Enfin, pour terminer en « beauté » ce périple infernal, John Scalzi propose en fin de son roman, une histoire orale de la maladie d’Haden. Cet ajout est loin d’être anecdotique : il met en prose la création d’une société entièrement nouvelle. Il ne s’agit pas d’une culture ou d’une communauté, il y a trop de courants et de strates parmi la multitude de victimes, elles ont un seul point commun : ce sont des enfermés. Cette histoire orale qui clôture un roman intense et bien pensé confère à l’ensemble la profondeur attendue et matière à réflexion.
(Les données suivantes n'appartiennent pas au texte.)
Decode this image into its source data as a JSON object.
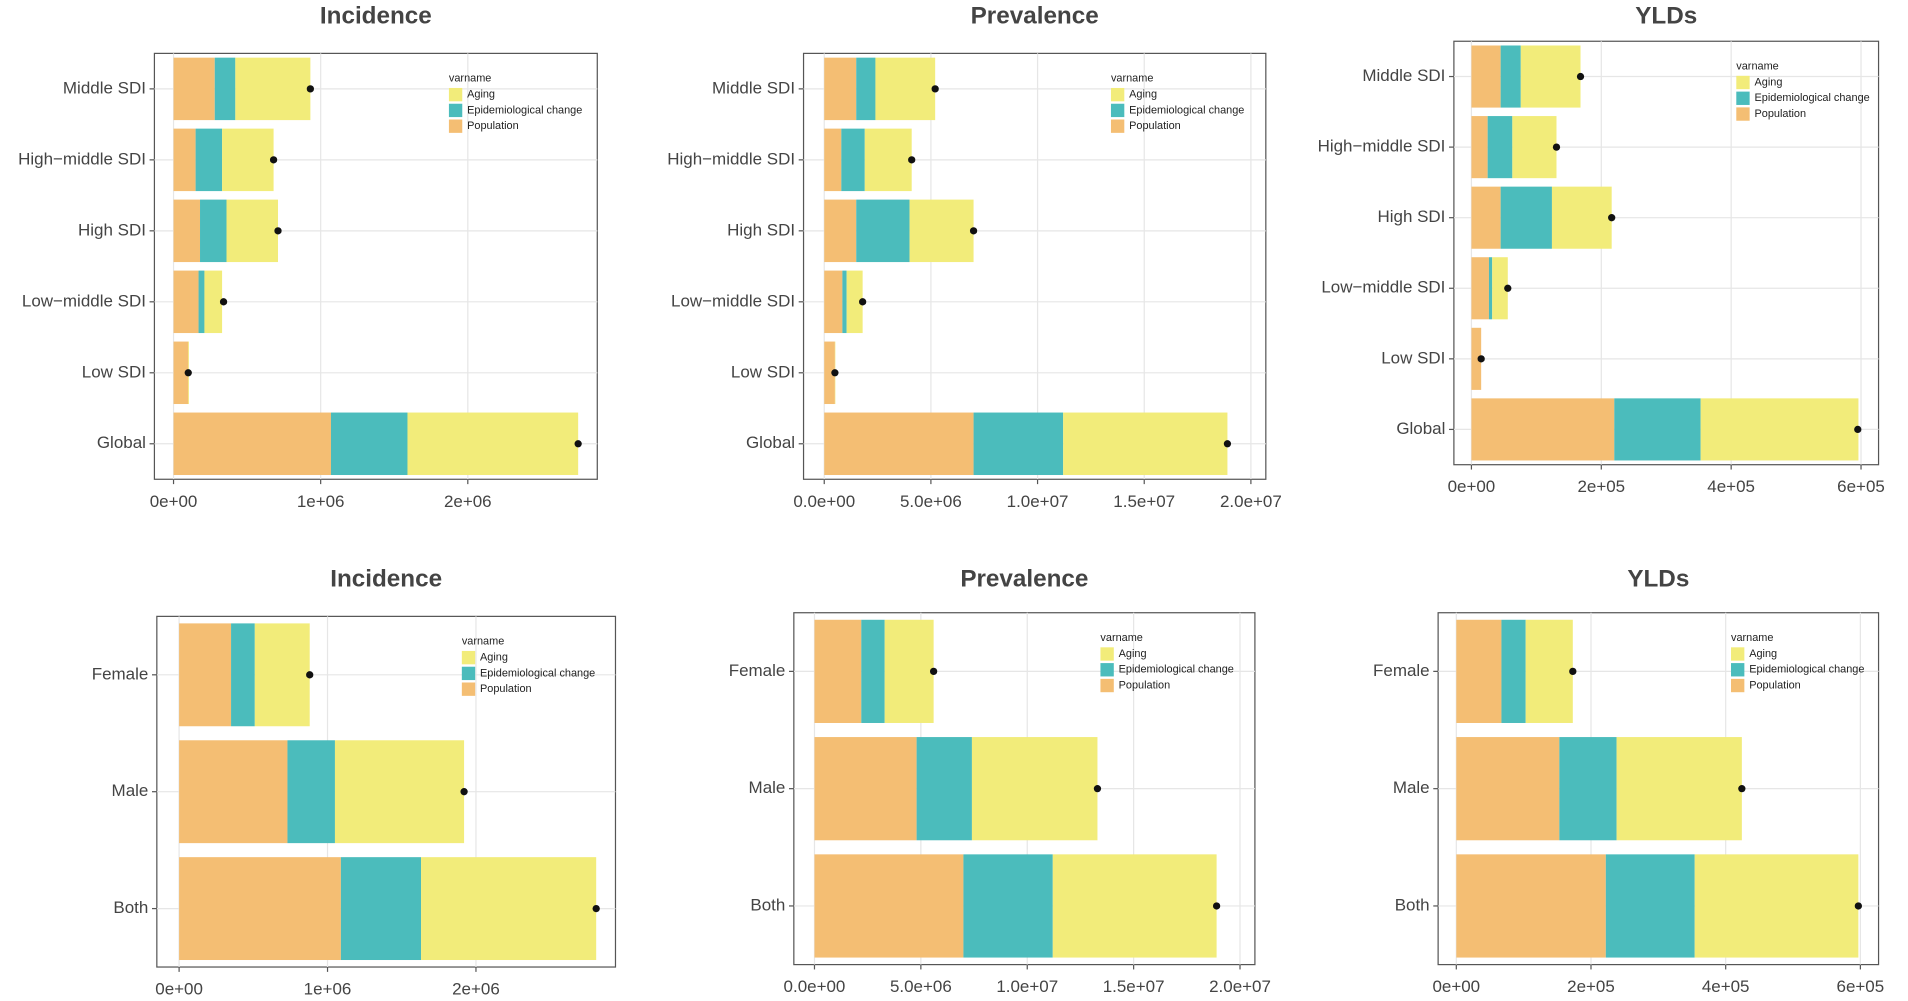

La lumière étant essentiellement centrée sur l’agent haden Chris Shane, les autres personnages, sont un peu moins charnus que lui mais chacun a sa personnalité et des traits de caractères identifiables. Vann, la partenaire de Shane est d’ailleurs un personnage rapidement marquant et attachant, même si quelques nuances  supplémentaires aurait été fort appréciées.  Le protagoniste principal est très réussi et donne une crédibilité plus grande au récit, avec la dualité de son existence. Comme quoi, il est possible de soigner ses personnages même dans un format relativement court.
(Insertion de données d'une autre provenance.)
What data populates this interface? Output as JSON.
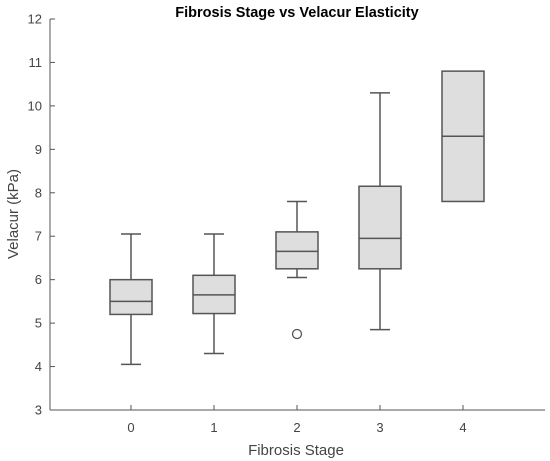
{
  "chart_data": {
    "type": "box",
    "title": "Fibrosis Stage vs Velacur Elasticity",
    "xlabel": "Fibrosis Stage",
    "ylabel": "Velacur (kPa)",
    "ylim": [
      3,
      12
    ],
    "yticks": [
      "3",
      "4",
      "5",
      "6",
      "7",
      "8",
      "9",
      "10",
      "11",
      "12"
    ],
    "categories": [
      "0",
      "1",
      "2",
      "3",
      "4"
    ],
    "boxes": [
      {
        "category": "0",
        "whisker_low": 4.05,
        "q1": 5.2,
        "median": 5.5,
        "q3": 6.0,
        "whisker_high": 7.05,
        "outliers": []
      },
      {
        "category": "1",
        "whisker_low": 4.3,
        "q1": 5.22,
        "median": 5.65,
        "q3": 6.1,
        "whisker_high": 7.05,
        "outliers": []
      },
      {
        "category": "2",
        "whisker_low": 6.05,
        "q1": 6.25,
        "median": 6.65,
        "q3": 7.1,
        "whisker_high": 7.8,
        "outliers": [
          4.75
        ]
      },
      {
        "category": "3",
        "whisker_low": 4.85,
        "q1": 6.25,
        "median": 6.95,
        "q3": 8.15,
        "whisker_high": 10.3,
        "outliers": []
      },
      {
        "category": "4",
        "whisker_low": 7.8,
        "q1": 7.8,
        "median": 9.3,
        "q3": 10.8,
        "whisker_high": 10.8,
        "outliers": []
      }
    ],
    "grid": false,
    "colors": {
      "box_fill": "#dedede",
      "box_stroke": "#555555",
      "axis": "#555555"
    }
  }
}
Par ailleurs, j’y ai trouvé quelques échos de mes dernières lectures en rapport avec la virtualité d’un côté et la manipulation du cerveau humain de l’autre. Ainsi, le lecteur explorait-il les capacités potentielles de la matière grise dans Le Nexus de Dr Erdmann de Nancy Kress. Ce court roman possède une saveur mystique, mais également un aspect scientifique très réussi. Dans Les enfermés, nous retrouvons cette plasticité neuronale tout en allant plus loin, surtout dans les moyens techniques déployés et leurs conséquences tout azimut. Dans Cookie Monster de Vernor Vinge, c’est la réalité virtuelle – si je puis dire – qui est abordée et qui trouve un écho quasi harmonique avec Les enfermés. Mais alors que dans le roman de Vinge, certains aspects sont simplement effleurés, ici, la thématique exploite pleinement sa potentialité. Ces malades peuvent vivre dans une réalité virtuelle au sein de laquelle ils  projettent leur conscience, l’Agora (un réseau social moderne et bien plus puissant que ce que nous connaissons de nos jours).

A la lecture de ce billet, nul doute que vous aurez compris que j’ai aimé ce livre de John Scalzi. Certes, il n’est pas sans défaut. Nous pourrions trouver une ou deux ficelles un poil faciles pour un auteur de son calibre, et il aurait pu complexifier son intrigue et ses personnages. A côté de cela, il décrit un futur pour l’humanité non seulement plausible et effrayant, mais également probable…

Pour moi, c’est une véritable réussite à la fois sur les plans de l’évasion et de la spéculation propre à la SF, à la condition de lire les 2 aspects de ce livre.